What it is not is another probing documentary akin to RBG, Won’t You Be My Neighbor?, or Ask Dr. Ruth, films that take late 20th century cultural icons and put them into the context of their times, with implicit lessons for the present day. Luciano seems to exist in Pavarotti without significant historical connections, other than his relationships with other celebrities, such as Princess Diana or Bono of U2. The changing nature of the music business, for example, is never explicitly acknowledged.

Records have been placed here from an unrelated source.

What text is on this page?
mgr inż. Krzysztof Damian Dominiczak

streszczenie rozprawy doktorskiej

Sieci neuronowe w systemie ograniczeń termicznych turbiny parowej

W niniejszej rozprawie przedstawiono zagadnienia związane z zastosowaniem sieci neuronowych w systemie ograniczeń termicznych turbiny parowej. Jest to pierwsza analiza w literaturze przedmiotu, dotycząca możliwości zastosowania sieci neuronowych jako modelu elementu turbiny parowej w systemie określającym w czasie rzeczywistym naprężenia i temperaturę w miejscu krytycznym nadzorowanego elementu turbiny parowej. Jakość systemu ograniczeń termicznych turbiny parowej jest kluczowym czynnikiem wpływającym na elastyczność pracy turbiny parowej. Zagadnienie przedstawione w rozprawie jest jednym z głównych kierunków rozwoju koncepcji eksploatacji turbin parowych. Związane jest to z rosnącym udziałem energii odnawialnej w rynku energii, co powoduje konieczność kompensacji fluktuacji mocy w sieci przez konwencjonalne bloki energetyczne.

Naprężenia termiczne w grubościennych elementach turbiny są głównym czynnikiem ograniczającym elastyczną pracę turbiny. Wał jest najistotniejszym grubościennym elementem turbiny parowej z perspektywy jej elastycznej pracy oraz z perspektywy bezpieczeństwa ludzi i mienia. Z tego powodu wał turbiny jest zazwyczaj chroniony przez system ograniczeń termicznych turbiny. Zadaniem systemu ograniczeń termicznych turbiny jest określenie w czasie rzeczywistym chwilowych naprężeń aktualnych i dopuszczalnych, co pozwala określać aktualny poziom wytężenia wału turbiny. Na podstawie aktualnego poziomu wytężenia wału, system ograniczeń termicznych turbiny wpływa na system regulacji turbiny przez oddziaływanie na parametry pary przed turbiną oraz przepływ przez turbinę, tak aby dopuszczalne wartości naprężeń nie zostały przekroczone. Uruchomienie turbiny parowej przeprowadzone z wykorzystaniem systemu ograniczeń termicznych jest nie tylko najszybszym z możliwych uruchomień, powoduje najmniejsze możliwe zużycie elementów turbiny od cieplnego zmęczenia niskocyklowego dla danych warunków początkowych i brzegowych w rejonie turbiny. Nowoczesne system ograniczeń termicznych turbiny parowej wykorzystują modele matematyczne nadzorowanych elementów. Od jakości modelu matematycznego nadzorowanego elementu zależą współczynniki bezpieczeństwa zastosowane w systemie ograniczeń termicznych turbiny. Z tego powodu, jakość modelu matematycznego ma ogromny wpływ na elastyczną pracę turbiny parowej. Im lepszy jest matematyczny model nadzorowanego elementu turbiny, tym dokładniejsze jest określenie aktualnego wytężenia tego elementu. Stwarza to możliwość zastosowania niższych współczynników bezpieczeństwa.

This is a celebratory biography, the story of a poor child of northern Italy who becomes a superstar through a combination of genuine talent, charisma and the shrewd marketing of a series of savvy managers and promoters (whose own histories are left largely unexplored). That’s not a bad thing: It’s a great story, with lots of memorable moments and remarkable turning points. However much or little you know about the singer, it’s delightful to have the tale summarized with authority.
The archival footage is impressive, and the interviews include almost all the major surviving players — the wife, the daughters, the mistresses, the impresarios, the collaborators. All clearly loved Luciano, despite his casual stomping on the emotions of countless loved ones. Some episodes (recording “Miss Sarajevo” with U2) get more time and attention than they deserve; others are eliminated entirely (Pavarotti’s disastrous film acting venture from the early 1980s, Yes, Giorgio). But the arc of his life is clear and seemingly accurate, and his impact on culture is well illustrated.
Even among the most elite opera stars, such as the other two thirds of the Three Tenors, Pavarotti was unique and momentous on many levels, and his ability to be both incredibly generous and stupifyingly selfish makes for a fascinating subtext to Howard’s film. Pavarotti may be a fans’ film, but it doesn’t pretend to be anything else, and it plays its part perfectly to the tragic end.
Grade: B. Rated PG-13. Now playing at the Fine Arts Theatre.